Mills, Danielle
(2020)
A post-structuralist inquiry into health and health discourse in the lives of young men aged 11 to 19 in the UK.
PhD thesis, University of Nottingham.
Abstract
Background
There is increasing attention on young people’s health amidst concerns about their health related behaviours including diet, substance use, and exercise. Little is known about how young people respond to this increased attention, with young men being particularly absent in this area of research.
Aims and objectives
This research aimed to better understand young men’s perspectives on health and health information, and to explore how this may differ depending on context. The study also examined what influences young men’s perspectives on health. The ways in which young men make sense of, and respond to, the health information and knowledge that they are subject to is also considered.
Methodology
This post-structuralist case study utilised focused ethnography to examine the ways in which young men constructed ideas about health and a healthy body. Ethnographies are effective for identifying dominant socio-cultural discourses. Interaction in the everyday lives of participants can lead to a better understanding of their beliefs, motivations, and behaviours. A post-structural ethnography involves acknowledging and addressing the power relations within the research dynamic, including those involving the researcher.

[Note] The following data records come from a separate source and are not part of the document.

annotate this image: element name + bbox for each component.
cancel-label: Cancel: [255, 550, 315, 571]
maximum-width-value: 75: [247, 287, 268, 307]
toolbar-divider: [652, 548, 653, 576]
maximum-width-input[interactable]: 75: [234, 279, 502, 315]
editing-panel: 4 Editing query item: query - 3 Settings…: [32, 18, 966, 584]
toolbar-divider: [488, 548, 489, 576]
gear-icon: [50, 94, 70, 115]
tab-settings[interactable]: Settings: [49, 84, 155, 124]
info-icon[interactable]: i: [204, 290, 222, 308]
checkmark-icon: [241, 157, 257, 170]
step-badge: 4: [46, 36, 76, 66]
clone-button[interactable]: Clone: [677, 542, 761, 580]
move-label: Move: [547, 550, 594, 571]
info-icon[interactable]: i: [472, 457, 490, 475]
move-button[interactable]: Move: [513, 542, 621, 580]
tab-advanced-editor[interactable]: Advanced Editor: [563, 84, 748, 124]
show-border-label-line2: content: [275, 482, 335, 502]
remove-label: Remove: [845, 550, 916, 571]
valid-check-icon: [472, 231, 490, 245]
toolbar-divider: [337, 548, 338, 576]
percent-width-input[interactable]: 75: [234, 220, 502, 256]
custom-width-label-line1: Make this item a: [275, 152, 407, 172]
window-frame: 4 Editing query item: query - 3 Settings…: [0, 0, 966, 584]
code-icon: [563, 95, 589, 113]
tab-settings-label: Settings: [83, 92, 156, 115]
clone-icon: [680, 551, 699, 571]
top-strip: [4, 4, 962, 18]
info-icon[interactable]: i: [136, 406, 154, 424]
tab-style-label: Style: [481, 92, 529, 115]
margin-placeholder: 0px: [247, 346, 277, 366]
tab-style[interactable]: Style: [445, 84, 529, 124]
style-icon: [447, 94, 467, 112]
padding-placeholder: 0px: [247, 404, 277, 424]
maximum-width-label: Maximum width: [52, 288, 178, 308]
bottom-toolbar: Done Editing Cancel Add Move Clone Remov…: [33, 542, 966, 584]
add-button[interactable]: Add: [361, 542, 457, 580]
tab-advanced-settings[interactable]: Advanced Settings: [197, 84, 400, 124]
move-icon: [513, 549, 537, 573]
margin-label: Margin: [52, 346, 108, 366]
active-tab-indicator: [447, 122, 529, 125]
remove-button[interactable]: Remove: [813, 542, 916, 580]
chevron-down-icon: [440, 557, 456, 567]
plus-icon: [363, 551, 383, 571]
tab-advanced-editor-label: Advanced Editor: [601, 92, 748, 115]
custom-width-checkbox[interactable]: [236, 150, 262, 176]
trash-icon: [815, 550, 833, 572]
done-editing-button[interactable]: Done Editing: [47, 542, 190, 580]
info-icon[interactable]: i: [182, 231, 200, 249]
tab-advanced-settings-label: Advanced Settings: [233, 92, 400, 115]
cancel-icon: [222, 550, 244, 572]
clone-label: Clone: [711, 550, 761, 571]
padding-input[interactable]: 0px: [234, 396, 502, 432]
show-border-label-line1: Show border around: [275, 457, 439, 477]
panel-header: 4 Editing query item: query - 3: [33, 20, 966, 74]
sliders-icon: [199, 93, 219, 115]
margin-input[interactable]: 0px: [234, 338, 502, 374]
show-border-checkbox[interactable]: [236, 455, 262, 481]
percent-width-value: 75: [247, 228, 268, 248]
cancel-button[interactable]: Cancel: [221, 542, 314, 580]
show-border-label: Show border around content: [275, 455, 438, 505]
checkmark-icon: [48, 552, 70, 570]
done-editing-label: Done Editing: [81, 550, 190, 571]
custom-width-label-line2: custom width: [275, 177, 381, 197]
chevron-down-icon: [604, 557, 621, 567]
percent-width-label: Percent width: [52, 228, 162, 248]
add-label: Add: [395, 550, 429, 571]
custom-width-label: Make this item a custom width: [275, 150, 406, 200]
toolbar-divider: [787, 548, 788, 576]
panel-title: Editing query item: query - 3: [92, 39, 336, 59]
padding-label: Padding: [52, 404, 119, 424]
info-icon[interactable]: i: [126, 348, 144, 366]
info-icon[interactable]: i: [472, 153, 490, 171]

Research took place in two contrasting locations for eight weeks between January and May 2014. Using two locations for data collection has highlighted how such responses can differ depending on context. Data collection took the form of observation and documentary data, as well as individual and group interviews with fourteen young men aged between twelve and eighteen. Data was analysed through thematic and discourse analysis.
Findings
The study explored the topics the young men in each site raised in relation to health, and how they conceptualised different approaches to ‘being healthy’.
The key themes that were identified as being important to health were: the privileging of mental health over physical health, particularly in relation to the importance of happiness; belonging within family and friend groups and the behaviour that might facilitate this; and how they coped with life through means of the emotional support they needed and could access through professional services, family, friends and use of smoking, alcohol, and substances.

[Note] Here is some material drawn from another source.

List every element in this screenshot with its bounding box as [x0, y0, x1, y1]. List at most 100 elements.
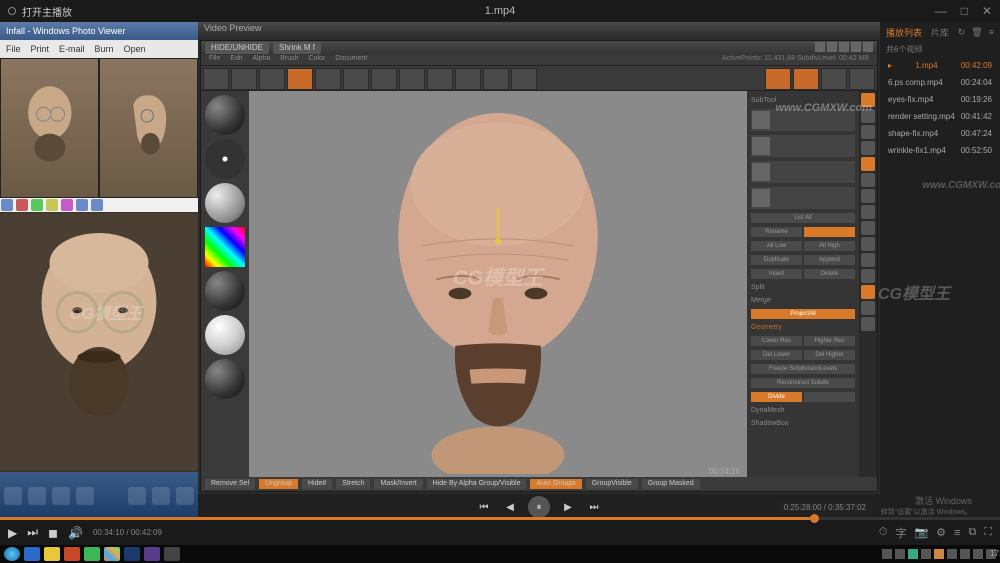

There was a lack of trust in ‘official’ health information, underpinned by the belief that official information needed to be assessed in relation to their own lives and their peers. The young men often responded to health information by neutralising the dominant discourse, thus repurposing ‘official’ messages to meet personal needs. The young men also privileged information taken from personal experience over other health information that they perceived to be biased.
Context was observed to be a key factor in how the young men in this study understood and embodied health. Their ability to critically consider health information appeared influenced by the discourses available to them. The similarities in how the young men made sense of the health-related information available to them appear to be more marked than the differences.
Conclusion
The research undertaken in these two sites reveals both similarities and differences in the influence of a variety of factors on understandings of health. There is a high degree of complexity when attempting to understand performances of young masculinities in relation to health.
This research builds on the findings of previous research in order to propose a model that represents factors forming and contributing to the health of adolescent boys. This model goes further than previous models in considering the role of context, socioeconomic status, education, and access to capital, discourse, and masculinities. The co-creation of conceptualisations of health is also considered with communities of practice being active in specific contexts, with the agency to contest, resist, assimilate, and repurpose knowledge in order to mitigate risk.